Imperfect at best

Over and over again I learned from those, who were old timers, like my old sponsor, just how human they were. I had read that in the BB. Not saints. Human beings. Alcoholics, who had grown in this program and knew how it worked and did it. They stayed sober.

Why am I thinking this way? That’s mainly because I talked to a man in this program, who has been around a while. We talked about this. And what we were talking about was how we try to put his spiritual life into action. Prayer and meditation. And that’s where we both talked about our attempts to do it the right way and how often we end up doing so human. Errors. Imperfect. Humans, not saints.

We both love this way of life we have been given. Imperfect, but often happy and at peace. Still we find, like my old sponsor always told me, I will stumble from time to time, and I have to learn to pick myself up, dust myself off, and keep on keeping on. I can study, read about this way of life, keep on keeping on, staying sober, never wanting to drink alcohol again, helping others like myself, but still stumbling from time to time.

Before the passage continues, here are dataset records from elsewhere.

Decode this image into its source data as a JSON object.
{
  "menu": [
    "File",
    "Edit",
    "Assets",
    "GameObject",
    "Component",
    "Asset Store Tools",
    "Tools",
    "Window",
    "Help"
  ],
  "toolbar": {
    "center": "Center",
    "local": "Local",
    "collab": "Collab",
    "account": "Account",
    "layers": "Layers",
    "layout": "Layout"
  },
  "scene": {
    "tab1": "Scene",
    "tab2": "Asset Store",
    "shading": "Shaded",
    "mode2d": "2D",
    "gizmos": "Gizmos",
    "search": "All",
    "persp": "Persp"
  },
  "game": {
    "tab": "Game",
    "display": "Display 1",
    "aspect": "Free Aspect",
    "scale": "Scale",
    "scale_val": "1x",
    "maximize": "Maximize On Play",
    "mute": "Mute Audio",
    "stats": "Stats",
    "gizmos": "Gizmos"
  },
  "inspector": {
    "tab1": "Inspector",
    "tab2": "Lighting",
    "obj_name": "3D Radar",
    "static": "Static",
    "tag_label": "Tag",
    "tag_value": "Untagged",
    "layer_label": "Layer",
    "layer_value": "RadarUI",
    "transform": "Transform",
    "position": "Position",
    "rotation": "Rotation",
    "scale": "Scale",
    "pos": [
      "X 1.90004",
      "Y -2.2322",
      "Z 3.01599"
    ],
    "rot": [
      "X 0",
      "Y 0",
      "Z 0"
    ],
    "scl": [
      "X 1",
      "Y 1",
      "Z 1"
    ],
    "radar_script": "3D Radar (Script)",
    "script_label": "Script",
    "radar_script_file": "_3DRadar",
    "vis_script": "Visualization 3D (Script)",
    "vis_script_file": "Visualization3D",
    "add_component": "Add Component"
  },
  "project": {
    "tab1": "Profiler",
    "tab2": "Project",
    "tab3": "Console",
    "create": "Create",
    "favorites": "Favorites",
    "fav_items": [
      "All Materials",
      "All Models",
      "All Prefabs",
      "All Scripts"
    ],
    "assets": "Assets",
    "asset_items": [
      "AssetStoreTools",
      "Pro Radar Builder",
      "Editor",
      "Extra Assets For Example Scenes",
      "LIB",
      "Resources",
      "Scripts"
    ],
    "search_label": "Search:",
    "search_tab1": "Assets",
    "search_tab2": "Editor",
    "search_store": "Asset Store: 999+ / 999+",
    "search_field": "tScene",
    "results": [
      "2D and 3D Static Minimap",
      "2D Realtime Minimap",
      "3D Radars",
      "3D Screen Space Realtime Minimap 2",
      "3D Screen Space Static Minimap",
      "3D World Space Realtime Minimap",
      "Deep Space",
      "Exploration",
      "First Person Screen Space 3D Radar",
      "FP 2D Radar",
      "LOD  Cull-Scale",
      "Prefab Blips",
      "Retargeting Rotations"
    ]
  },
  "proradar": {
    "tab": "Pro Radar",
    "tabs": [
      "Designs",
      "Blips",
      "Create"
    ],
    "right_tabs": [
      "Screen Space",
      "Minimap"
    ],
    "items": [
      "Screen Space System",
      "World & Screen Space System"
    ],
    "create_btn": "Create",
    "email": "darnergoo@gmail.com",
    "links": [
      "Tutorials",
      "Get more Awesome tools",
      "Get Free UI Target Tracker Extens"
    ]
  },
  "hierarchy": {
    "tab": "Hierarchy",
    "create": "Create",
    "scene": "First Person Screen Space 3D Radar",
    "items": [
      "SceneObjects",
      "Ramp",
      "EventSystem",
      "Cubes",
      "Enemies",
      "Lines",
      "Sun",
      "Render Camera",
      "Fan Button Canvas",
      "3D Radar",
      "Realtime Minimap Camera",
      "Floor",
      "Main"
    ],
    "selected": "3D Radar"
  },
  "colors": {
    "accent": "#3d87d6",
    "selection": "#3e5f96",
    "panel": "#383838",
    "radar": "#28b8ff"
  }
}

I notice that each and everyday, even though I stop and think about why I am here. I’m here to stay sober a day at a time. And hopefully I do each and everyday. I often look at that Serenity Prayer and see what it says to me. I’m powerless. I have to learn over and over again how I need to learn to be humble. Not easy for someone like me, who has this over sized ego, we alcoholics have. My mind often wanders off and tries to re-control everything. And then I end up getting my ego punctured and have to surrender again.

I know my life has improved over time in here. Peace and happiness is often within me. I know I’m very dependent on my Higher Power. I’d be no place without my Higher Power. I had to grow in hope and faith. And slowly a form of love. Still having to grow in all of these. I also have to be grateful for all I have been given. I hope that I am.

Like my sponsor showed me, I had to learn how to be dependent on others in here, who have supported me and showed me how to live this way of life. I’m also grateful to all of them. Never want to forget that I really can’t do this alone. Hopefully I can pass this onto others who need this program just like I did. Each and every time I can do this I feel like I am the one who is benefiting. Amazing.

Anyway I had to stop and think about how this program has changed me. I may never ever be perfect. I know I can’t, but I also know it’s up to me to keep on trying to live this life and stay sober. Just glad I can.